Friday, March 24, 2006

Domenech redux

Something that Jim Brady told Salon [via Atrios] caught my eye:
He explained that Post editors read "basically everything he'd written" during the past few years and spoke to many people who had previously worked with Domenech -- "both people he referred us to and people we found on our own," Brady said.

If so, then that means that they had to have read his Red State posts under the pen name Augustine, including Domenech's characterization of Coretta Scott King as a "Communist" (in commentary on her funeral, no less); he also said that judges were worse than the KKK, and called Post columnist Dan Froomkin an "embarassment" and "a lying weasel-faced Democrat shill ... I just have this specific and deep-rooted dislike for everything Dan Froomkin says and does. He's one of the dozen or so people in the world that I just detest ..." (See Alex Koppelman's rundown for a complete collection of Augustine's writings.)

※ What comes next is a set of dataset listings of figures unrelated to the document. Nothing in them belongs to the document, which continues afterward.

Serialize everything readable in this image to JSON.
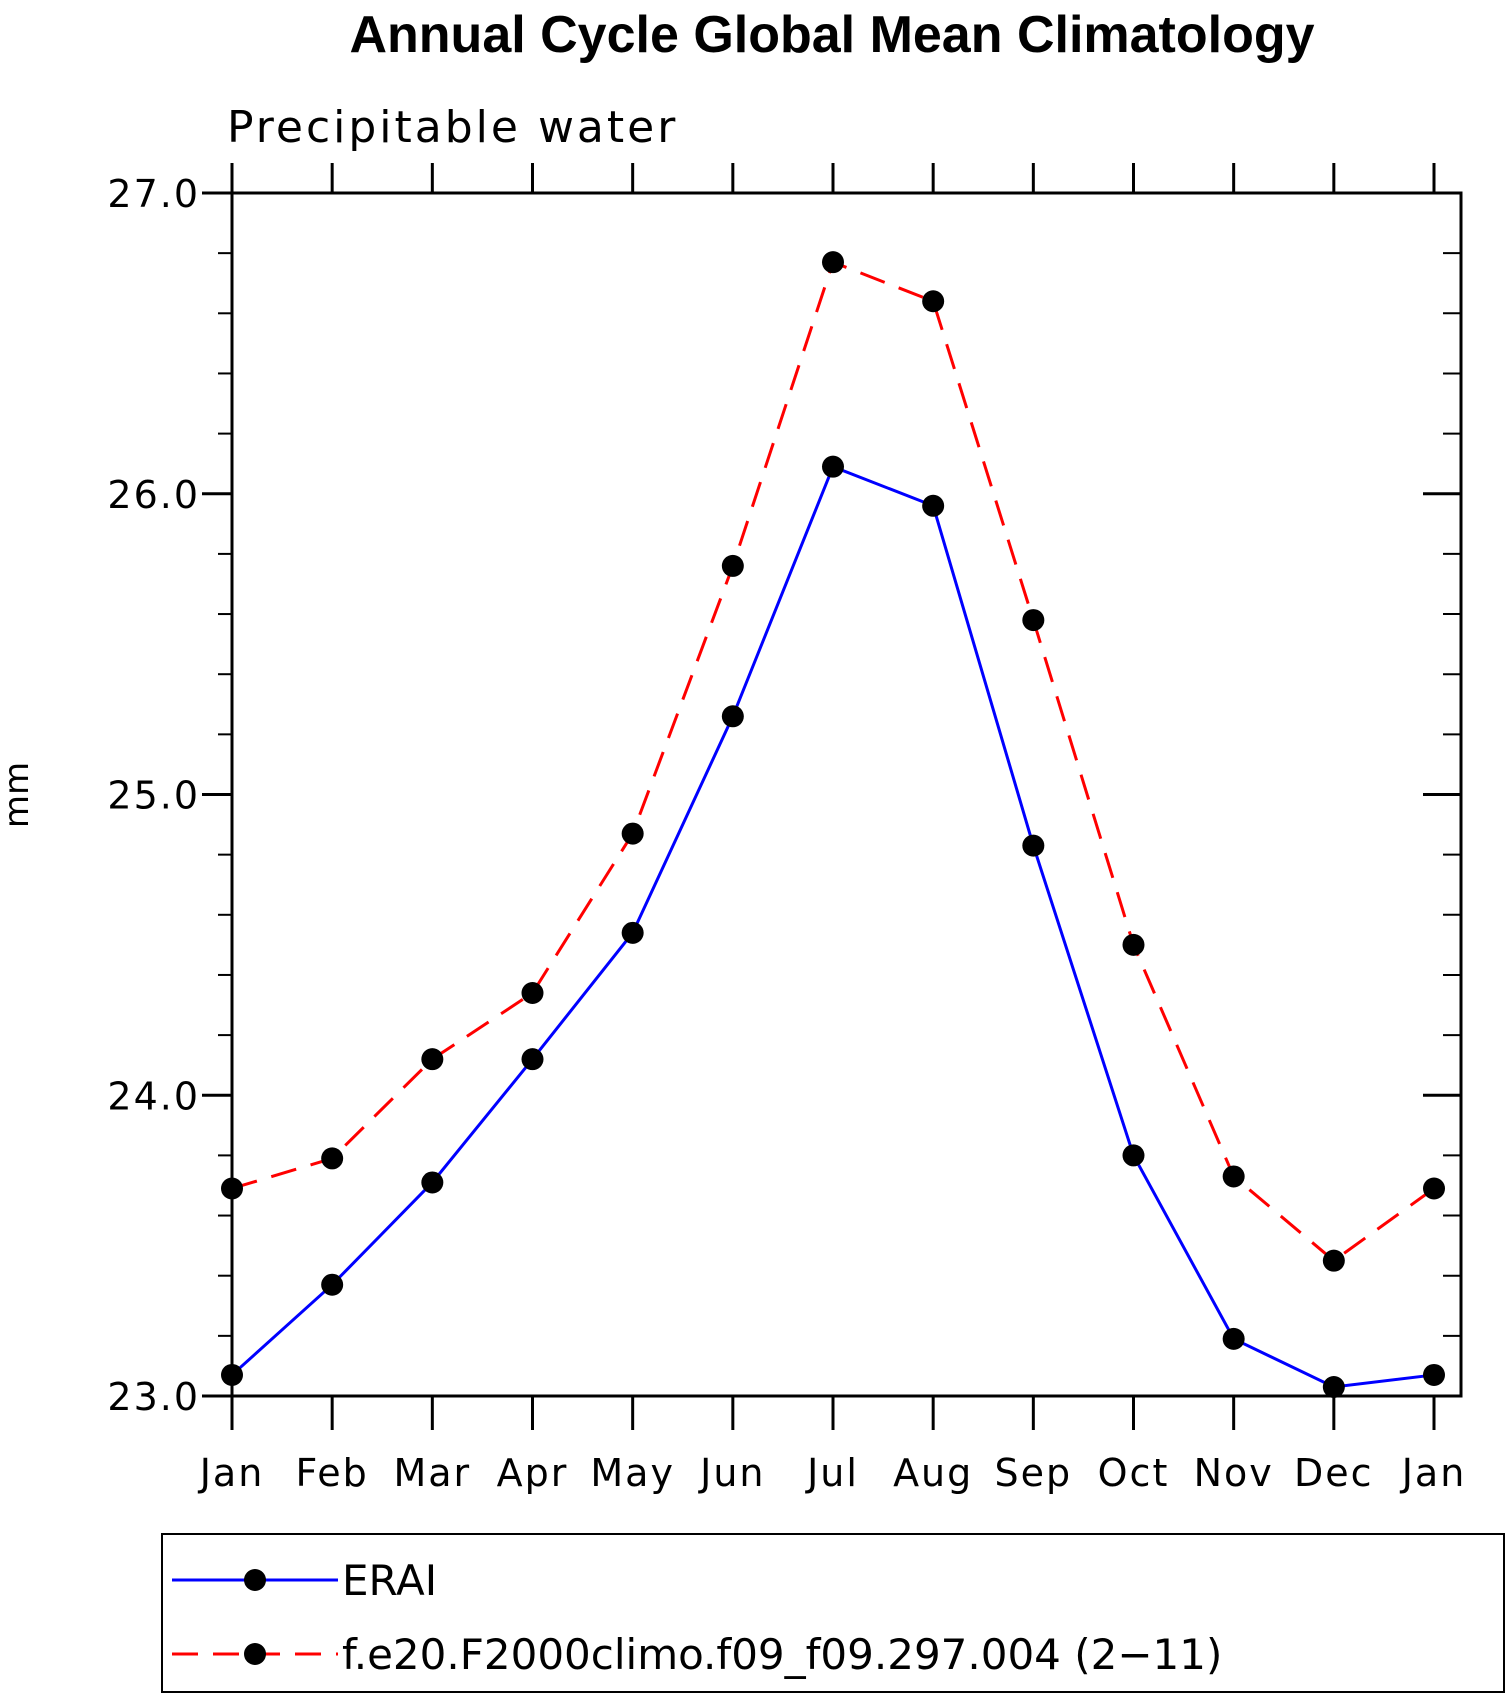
{
  "chart_data": {
    "type": "line",
    "title": "Annual Cycle Global Mean Climatology",
    "subtitle": "Precipitable water",
    "xlabel": "",
    "ylabel": "mm",
    "categories": [
      "Jan",
      "Feb",
      "Mar",
      "Apr",
      "May",
      "Jun",
      "Jul",
      "Aug",
      "Sep",
      "Oct",
      "Nov",
      "Dec",
      "Jan"
    ],
    "ylim": [
      23.0,
      27.0
    ],
    "yticks": [
      "23.0",
      "24.0",
      "25.0",
      "26.0",
      "27.0"
    ],
    "grid": false,
    "legend_position": "bottom",
    "series": [
      {
        "name": "ERAI",
        "color": "#0000ff",
        "line_style": "solid",
        "marker": "filled-circle",
        "values": [
          23.07,
          23.37,
          23.71,
          24.12,
          24.54,
          25.26,
          26.09,
          25.96,
          24.83,
          23.8,
          23.19,
          23.03,
          23.07
        ]
      },
      {
        "name": "f.e20.F2000climo.f09_f09.297.004 (2−11)",
        "color": "#ff0000",
        "line_style": "dashed",
        "marker": "filled-circle",
        "values": [
          23.69,
          23.79,
          24.12,
          24.34,
          24.87,
          25.76,
          26.77,
          26.64,
          25.58,
          24.5,
          23.73,
          23.45,
          23.69
        ]
      }
    ]
  }
}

Yet before he resigned, the Post's editors obtained from Domenech an abject apology for the King remark:
"I regret using the term because I think it's been way overblown," Domenech said. But he said King worked with organizations affiliated with communists in the 1950s and 1960s. Brady called it "a silly comment" but said he is satisfied with Domenech's admission of error.

So, which is it, exactly? Did the editors know about these "silly comments" and hire him anyway? Or had they somehow overlooked the Augustine posts? Could Domenech have been less than forthcoming with them about being Augustine?

Because the main thing these posts demonstrate, above everything else, is extraordinarily poor judgment. That alone should have raised red flags.

All this, of course, was well before plagiarism questions arose (and I'm not sure a standard background check would have found them anyway). But in addition to the red flags evident in the Augustine posts, there were others, particularly the clear evidence that he manufactured a quote he attributed to Tim Russert. Brendan Nyhan's piece discussing this was readily available through a simple Google.

All in all, the explanations for the Post's poor vetting process do not hold up.